We all know those "rough and tumble" kids, the ones who come into the room loud and boisterous, taking charge and bounding around. I often talk with teachers who want to know what to do with these challenging bundles of energy. But I never hear anyone talk about the quiet kids, the ones who don't make much of a splash when they arrive. But we need to think about how we can teach those kids, too. After all, just because they are quiet doesn't mean they are learning.

Today (in this post from the archive) let's think about those quiet, reflective learners and how our environment can help them.

One of the boys in my class comes into the room quietly. He moves from place to place, seeing what is in the room. He pauses for a few minutes, watching kids build a tower or work a puzzle. He stands near one wall, apart from everyone else, and quietly takes in what is happening throughout the room. I ask, "Would you like to play this game with us?" and he silently shakes his head no. When he does choose something to do, he often finds a quiet activity that he can do alone. He typically chooses a drawing or writing activity, so he can express what he is thinking. He works diligently and smiles when I comment on what he is doing. Rarely do I hear him speak, and when he does, his voice is not much beyond a whisper.

My friend is a reflective, introverted learner. These learners take in lots of information and think about what they see. They enjoy working alone, or maybe one-on-one with an adult. They usually do not enjoy group games or talking with others. They think about how to apply learning to themselves personally and look for ways to process and express their learning...usually through pictures or writing.

Use these ideas to support your reflective learner:
  • Allow a child to watch rather than participate. Reflective learners may learn more through watching a game than doing it. Don't force a child to join in. This can be challenging for teachers; after all, if we see a child not joining in then he's not participating. But quiet learners are participating, just in a different way.
  • Provide quiet activities that allow a child to work alone. Provide areas of the room that allow solitary play. Create spaces for more quiet play.
  • Deliberately find time to spend one-on-one with a reflective learner. Work a puzzle together or talk to him while he draws. Ask questions or make comments but be content if he just smiles, nods, or just continues working instead of responding verbally.
  • In group time, ask a question and allow time before requiring an answer. Say: "Don't tell me yet. Just think about what your answer is." This time allows a reflective learner to process the question and formulate an answer.
  • In a group setting, ask a reflective learner if he would like to add something to the conversation, even if he has not raised his hand or indicated he wants a turn to speak. Often more introverted kids feel unsure about jumping into a conversation. But also accept his choice not to contribute.
  • Play quiet music to create a more contemplative atmosphere.
  • Ask questions or pose problems that allow deeper thinking.
Often these learners can help other children see things in a new way. When they speak, they may offer insights that are original and surprising. Thank God that He has made some of your learners as reflective and introspective. One day these learners may become researchers, philosophers, or inventors. 
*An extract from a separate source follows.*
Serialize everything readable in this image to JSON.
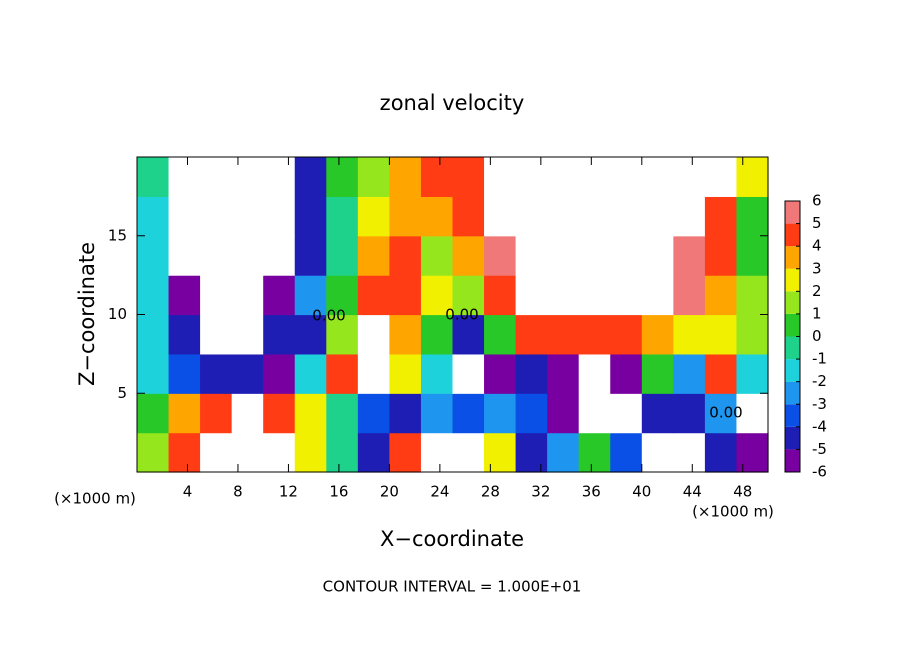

What ways can you encourage the quiet learners in your classroom?

This post originally appeared on Brick by Brick on May 28, 2009. It has been edited and updated.
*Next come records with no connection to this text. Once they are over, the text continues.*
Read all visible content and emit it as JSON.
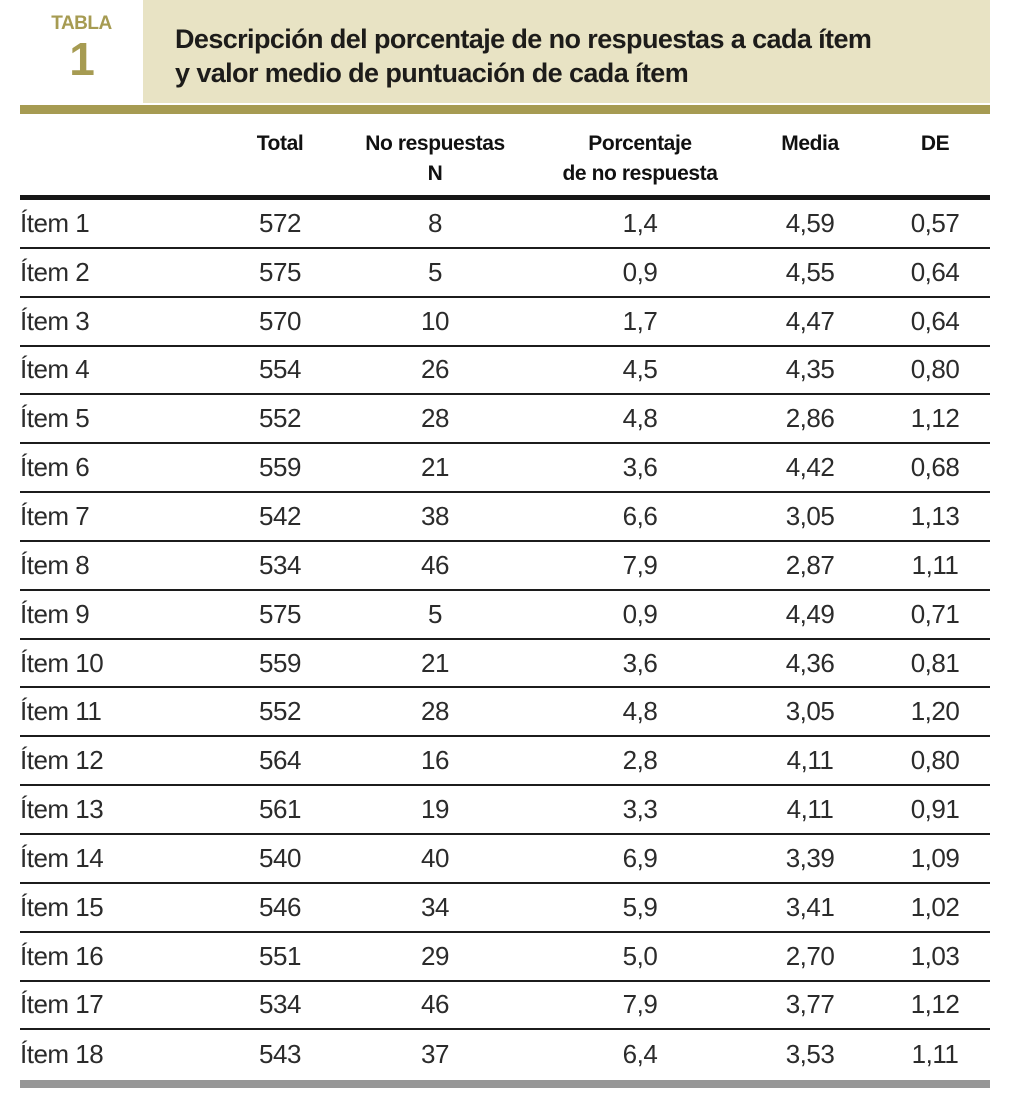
{
  "label": {
    "kicker": "TABLA",
    "number": "1"
  },
  "title": {
    "line1": "Descripción del porcentaje de no respuestas a cada ítem",
    "line2": "y valor medio de puntuación de cada ítem"
  },
  "colors": {
    "accent_olive": "#a69b52",
    "title_bg": "#e8e3c4",
    "rule_black": "#161616",
    "bottom_bar": "#979797"
  },
  "table": {
    "headers": [
      {
        "line1": "Total",
        "line2": ""
      },
      {
        "line1": "No respuestas",
        "line2": "N"
      },
      {
        "line1": "Porcentaje",
        "line2": "de no respuesta"
      },
      {
        "line1": "Media",
        "line2": ""
      },
      {
        "line1": "DE",
        "line2": ""
      }
    ],
    "rows": [
      [
        "Ítem 1",
        "572",
        "8",
        "1,4",
        "4,59",
        "0,57"
      ],
      [
        "Ítem 2",
        "575",
        "5",
        "0,9",
        "4,55",
        "0,64"
      ],
      [
        "Ítem 3",
        "570",
        "10",
        "1,7",
        "4,47",
        "0,64"
      ],
      [
        "Ítem 4",
        "554",
        "26",
        "4,5",
        "4,35",
        "0,80"
      ],
      [
        "Ítem 5",
        "552",
        "28",
        "4,8",
        "2,86",
        "1,12"
      ],
      [
        "Ítem 6",
        "559",
        "21",
        "3,6",
        "4,42",
        "0,68"
      ],
      [
        "Ítem 7",
        "542",
        "38",
        "6,6",
        "3,05",
        "1,13"
      ],
      [
        "Ítem 8",
        "534",
        "46",
        "7,9",
        "2,87",
        "1,11"
      ],
      [
        "Ítem 9",
        "575",
        "5",
        "0,9",
        "4,49",
        "0,71"
      ],
      [
        "Ítem 10",
        "559",
        "21",
        "3,6",
        "4,36",
        "0,81"
      ],
      [
        "Ítem 11",
        "552",
        "28",
        "4,8",
        "3,05",
        "1,20"
      ],
      [
        "Ítem 12",
        "564",
        "16",
        "2,8",
        "4,11",
        "0,80"
      ],
      [
        "Ítem 13",
        "561",
        "19",
        "3,3",
        "4,11",
        "0,91"
      ],
      [
        "Ítem 14",
        "540",
        "40",
        "6,9",
        "3,39",
        "1,09"
      ],
      [
        "Ítem 15",
        "546",
        "34",
        "5,9",
        "3,41",
        "1,02"
      ],
      [
        "Ítem 16",
        "551",
        "29",
        "5,0",
        "2,70",
        "1,03"
      ],
      [
        "Ítem 17",
        "534",
        "46",
        "7,9",
        "3,77",
        "1,12"
      ],
      [
        "Ítem 18",
        "543",
        "37",
        "6,4",
        "3,53",
        "1,11"
      ]
    ]
  }
}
  1. I will quietly comment...this is so lovely :) I have had a number of very very cautious students over the years and your tips are right on! I agree that it takes a whole different attention and focus to connect a quieter student versus "calming" a busier student. Intentional teaching - well done!
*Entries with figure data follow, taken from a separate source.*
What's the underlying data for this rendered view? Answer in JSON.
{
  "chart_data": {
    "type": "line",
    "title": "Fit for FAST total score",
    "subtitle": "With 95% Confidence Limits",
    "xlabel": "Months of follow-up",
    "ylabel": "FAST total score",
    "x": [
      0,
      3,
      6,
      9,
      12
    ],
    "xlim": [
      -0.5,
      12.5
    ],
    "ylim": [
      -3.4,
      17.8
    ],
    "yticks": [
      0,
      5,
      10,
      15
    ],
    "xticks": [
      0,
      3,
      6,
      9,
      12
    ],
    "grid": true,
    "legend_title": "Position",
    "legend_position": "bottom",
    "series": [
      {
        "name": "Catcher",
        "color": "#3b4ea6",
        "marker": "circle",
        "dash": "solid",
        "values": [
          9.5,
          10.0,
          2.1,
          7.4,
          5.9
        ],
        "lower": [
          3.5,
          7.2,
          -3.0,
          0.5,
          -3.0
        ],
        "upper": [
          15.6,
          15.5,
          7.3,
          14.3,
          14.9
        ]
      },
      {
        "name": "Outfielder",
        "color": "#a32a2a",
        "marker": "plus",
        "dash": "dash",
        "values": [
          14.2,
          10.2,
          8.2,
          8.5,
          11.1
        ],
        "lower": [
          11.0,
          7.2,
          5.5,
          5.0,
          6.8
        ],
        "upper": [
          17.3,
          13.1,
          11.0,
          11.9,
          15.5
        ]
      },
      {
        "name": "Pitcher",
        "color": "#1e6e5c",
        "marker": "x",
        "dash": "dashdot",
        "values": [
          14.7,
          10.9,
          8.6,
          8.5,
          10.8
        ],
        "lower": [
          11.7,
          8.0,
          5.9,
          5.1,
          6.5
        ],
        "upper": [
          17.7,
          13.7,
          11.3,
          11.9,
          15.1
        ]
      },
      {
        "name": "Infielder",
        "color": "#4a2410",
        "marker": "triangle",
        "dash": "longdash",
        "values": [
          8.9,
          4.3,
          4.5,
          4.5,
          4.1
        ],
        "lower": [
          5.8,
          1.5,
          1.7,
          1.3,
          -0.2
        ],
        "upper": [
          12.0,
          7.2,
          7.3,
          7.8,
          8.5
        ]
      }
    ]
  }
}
  2. Yes, yes, yes. Thank you from a 'quiet learner'. I have never forced a child to participate... I think that's quite abusive, actually. Some of us DO learn by watching and considering.

    I think the 'child with no friends' is another one to handle with care. Some children would simply rather do things alone, and I respect that. Peer relationships are a tricky thing and can't be forced.

  3. Nice article - it goes right along with my post yesterday -
    Thanks for sharing your thoughts - I am sharing this on my wall! :)

  4. Thanks for another great blog, Scott. I often find myself having to reassure parents that because their child likes their own company does not mean they are unhappy. Now thanks to you I have a new term to give them 'reflective learner'.

  5. I think you just described me as a child beautifully Scott ... Nice post and good advice!